The Strauss Blog

How to Effectively Manage Accounts Receivable

Cash flow is one of the most important aspects of managing an association. One key element of proper cash flow management is appropriate management of accounts receivable.

Studies have shown that many businesses struggle to collect payments from clients, especially small businesses. It can be even trickier for associations where being a member is a choice, and membership is not mandatory. The association sector is unique in a couple of ways related to accounts receivable. Here are a few ways to help ensure you are collecting payment in the most efficient way possible.

1. Email Invoices

In today’s world, so many things are done electronically. This is a way to ensure invoices are not lost (in the mail or otherwise). It is also easier to receive a confirmation that the invoice is received by the member and that they are intending to process it.

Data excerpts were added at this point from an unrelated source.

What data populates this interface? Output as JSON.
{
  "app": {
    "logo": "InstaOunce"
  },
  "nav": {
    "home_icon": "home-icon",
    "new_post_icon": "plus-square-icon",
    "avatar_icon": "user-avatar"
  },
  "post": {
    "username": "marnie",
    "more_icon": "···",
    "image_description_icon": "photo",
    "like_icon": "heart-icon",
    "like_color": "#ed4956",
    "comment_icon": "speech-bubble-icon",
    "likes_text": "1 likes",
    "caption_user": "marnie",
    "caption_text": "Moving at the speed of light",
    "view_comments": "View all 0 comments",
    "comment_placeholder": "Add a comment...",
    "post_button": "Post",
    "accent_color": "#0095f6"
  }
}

2. Review Accounts Receivable Often

Every accounting software has the ability to track the aging of your accounts receivable. It is a good idea to review this often (at least weekly), paying special attention to amounts over 30 days. Reminders should be sent to those nearing their due date but not yet past due.

3. Highlight Payment Terms

Payment terms should be kept short! In the past, it was more common to allow for a longer period of time for payment to be received, due to mail delays, or paper processing systems. Due to the electronic efficiencies we see now, it is more common to see “Payment due upon receipt” on invoices.

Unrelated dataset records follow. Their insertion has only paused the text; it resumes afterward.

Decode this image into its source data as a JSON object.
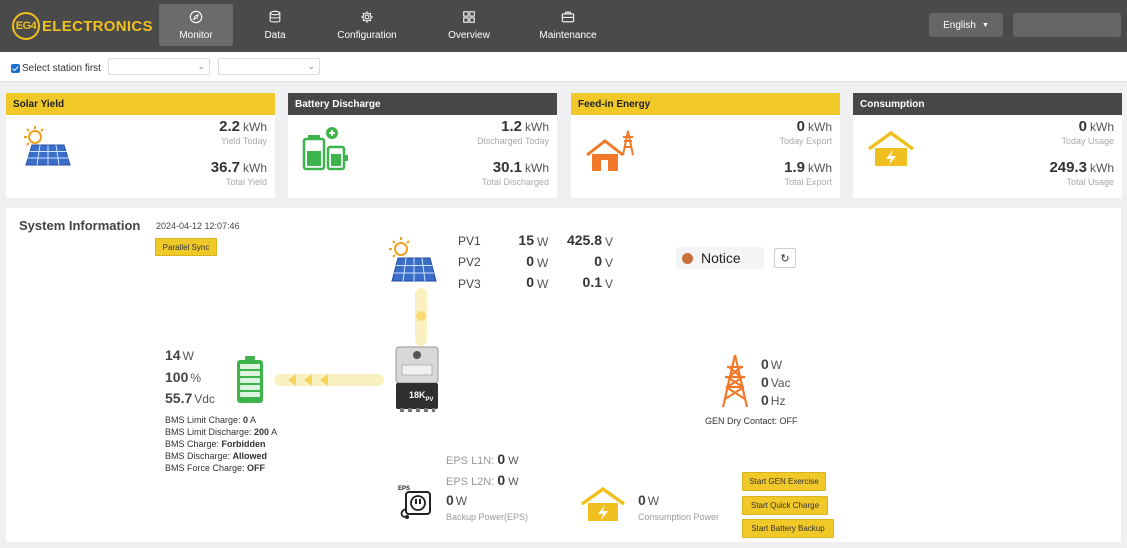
{
  "header": {
    "logo_badge": "EG4",
    "logo_text": "ELECTRONICS",
    "nav": [
      {
        "label": "Monitor",
        "icon": "compass-icon",
        "active": true
      },
      {
        "label": "Data",
        "icon": "database-icon"
      },
      {
        "label": "Configuration",
        "icon": "gear-icon"
      },
      {
        "label": "Overview",
        "icon": "grid-icon"
      },
      {
        "label": "Maintenance",
        "icon": "toolbox-icon"
      }
    ],
    "language": "English"
  },
  "station_bar": {
    "checkbox_label": "Select station first",
    "checked": true
  },
  "cards": [
    {
      "title": "Solar Yield",
      "style": "yellow",
      "icon": "solar-panel-icon",
      "v1": "2.2",
      "u1": "kWh",
      "l1": "Yield Today",
      "v2": "36.7",
      "u2": "kWh",
      "l2": "Total Yield"
    },
    {
      "title": "Battery Discharge",
      "style": "dark",
      "icon": "battery-icon",
      "v1": "1.2",
      "u1": "kWh",
      "l1": "Discharged Today",
      "v2": "30.1",
      "u2": "kWh",
      "l2": "Total Discharged"
    },
    {
      "title": "Feed-in Energy",
      "style": "yellow",
      "icon": "house-grid-icon",
      "v1": "0",
      "u1": "kWh",
      "l1": "Today Export",
      "v2": "1.9",
      "u2": "kWh",
      "l2": "Total Export"
    },
    {
      "title": "Consumption",
      "style": "dark",
      "icon": "house-bolt-icon",
      "v1": "0",
      "u1": "kWh",
      "l1": "Today Usage",
      "v2": "249.3",
      "u2": "kWh",
      "l2": "Total Usage"
    }
  ],
  "system": {
    "title": "System Information",
    "timestamp": "2024-04-12 12:07:46",
    "parallel_sync": "Parallel Sync",
    "pv": [
      {
        "name": "PV1",
        "power": "15",
        "power_unit": "W",
        "voltage": "425.8",
        "voltage_unit": "V"
      },
      {
        "name": "PV2",
        "power": "0",
        "power_unit": "W",
        "voltage": "0",
        "voltage_unit": "V"
      },
      {
        "name": "PV3",
        "power": "0",
        "power_unit": "W",
        "voltage": "0.1",
        "voltage_unit": "V"
      }
    ],
    "notice": "Notice",
    "battery": {
      "power": "14",
      "power_unit": "W",
      "soc": "100",
      "soc_unit": "%",
      "voltage": "55.7",
      "voltage_unit": "Vdc",
      "bms": [
        {
          "label": "BMS Limit Charge: ",
          "value": "0",
          "unit": " A"
        },
        {
          "label": "BMS Limit Discharge: ",
          "value": "200",
          "unit": " A"
        },
        {
          "label": "BMS Charge: ",
          "value": "Forbidden",
          "unit": ""
        },
        {
          "label": "BMS Discharge: ",
          "value": "Allowed",
          "unit": ""
        },
        {
          "label": "BMS Force Charge: ",
          "value": "OFF",
          "unit": ""
        }
      ]
    },
    "inverter_label": "18K",
    "inverter_sub": "PV",
    "generator": {
      "power": "0",
      "power_unit": "W",
      "voltage": "0",
      "voltage_unit": "Vac",
      "freq": "0",
      "freq_unit": "Hz",
      "dry_contact": "GEN Dry Contact: OFF"
    },
    "eps": {
      "l1_label": "EPS L1N:",
      "l1_value": "0",
      "l1_unit": "W",
      "l2_label": "EPS L2N:",
      "l2_value": "0",
      "l2_unit": "W",
      "backup_value": "0",
      "backup_unit": "W",
      "backup_label": "Backup Power(EPS)",
      "icon_text": "EPS"
    },
    "consumption": {
      "value": "0",
      "unit": "W",
      "label": "Consumption Power"
    },
    "actions": [
      "Start GEN Exercise",
      "Start Quick Charge",
      "Start Battery Backup"
    ]
  },
  "colors": {
    "brand_yellow": "#f0c929",
    "header_dark": "#4a4a4a",
    "battery_green": "#3cb44b",
    "grid_orange": "#f07a2a",
    "notice_dot": "#c8703a"
  }
}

4. Offer Various Payment Options

Electronic payment forms are becoming more widely accepted and services such as PayPal and TelPay make electronic payments easier than ever. Most banks also offer electronic payment services. Credit cards are also a quick and easy way to accept payment, although, there are still quite a few people that prefer to pay by cheque. Make sure you are aware of how your members prefer to pay so you can adjust your expectations of how long payment will take to come in. These will also help judge how often follow up communication should be sent.

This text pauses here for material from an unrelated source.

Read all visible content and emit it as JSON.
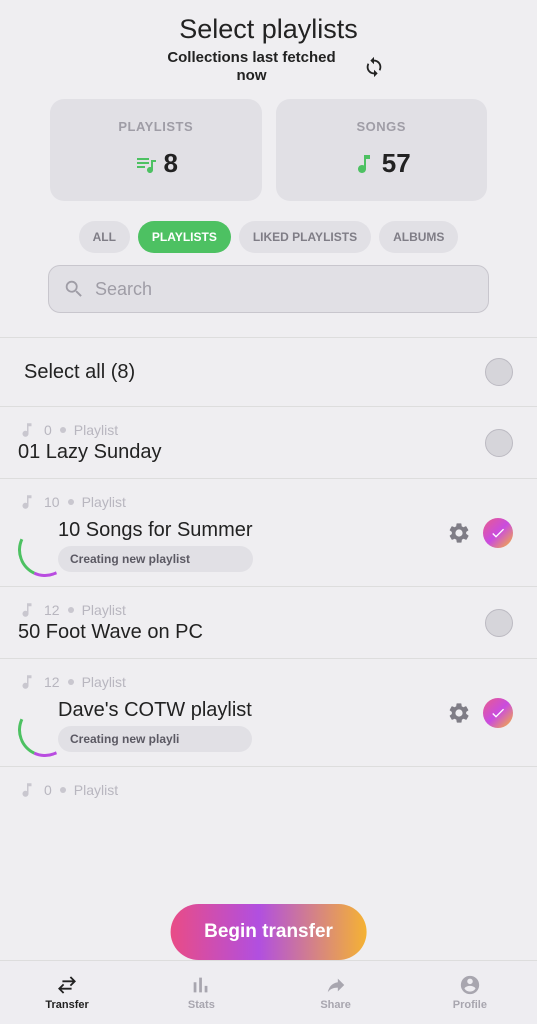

5. Maintain Good Relationships with Association Members

Happy members are more likely to pay their invoices on time. Strive to deliver on your association’s obligations and develop personal relationships with the members.

Also understand that there are sometimes special circumstances that may delay payment. Being mindful of these situations will drive people to work with your association again in the future.

6. Establish Credit Policies

Understanding your client’s ability to pay is necessary to maintaining current accounts receivable. For example, as an association management company, we often process payments on behalf of our association clients, so we know that payment can be expected.

For other types of clients, start by offering them small amounts of credit or checking references prior to extending the credit. You could also shorten your payment terms and make sure this is communicated effectively with the delivery of the invoice.

7. Pick up the Telephone

Have a friendly conversation with the person that owes you the money. Having a conversation with a person can put their personal situation into perspective quite quickly. Discuss options for receiving the payment, perhaps post-dated cheques or a series of payments. If the person won’t have a conversation with you, it might make it a little easier escalating the situation to a collections agency, knowing you have exhausted every other option.

8. Use a Collection Agency – Last Resort!

If you are unable to collect from a certain client, you should seek the help of a collection agency. These agencies tend to be very aggressive and charge for their services (usually the client). This would definitely be a last resort. Chances are your client will not be happy to have received notice from a collection agency, however, they are likely the kind of customers you don’t want to do business with in the future.

Also, as mentioned earlier, membership in most associations is not an obligation and therefore members cannot be held responsible for not paying their dues, other than to terminate their membership.

When maintained regularly, managing accounts receivable should be straight forward. In the association sector, it is most important to keep in mind the few special circumstances that apply to maintain proper cash flow to keep your association afloat.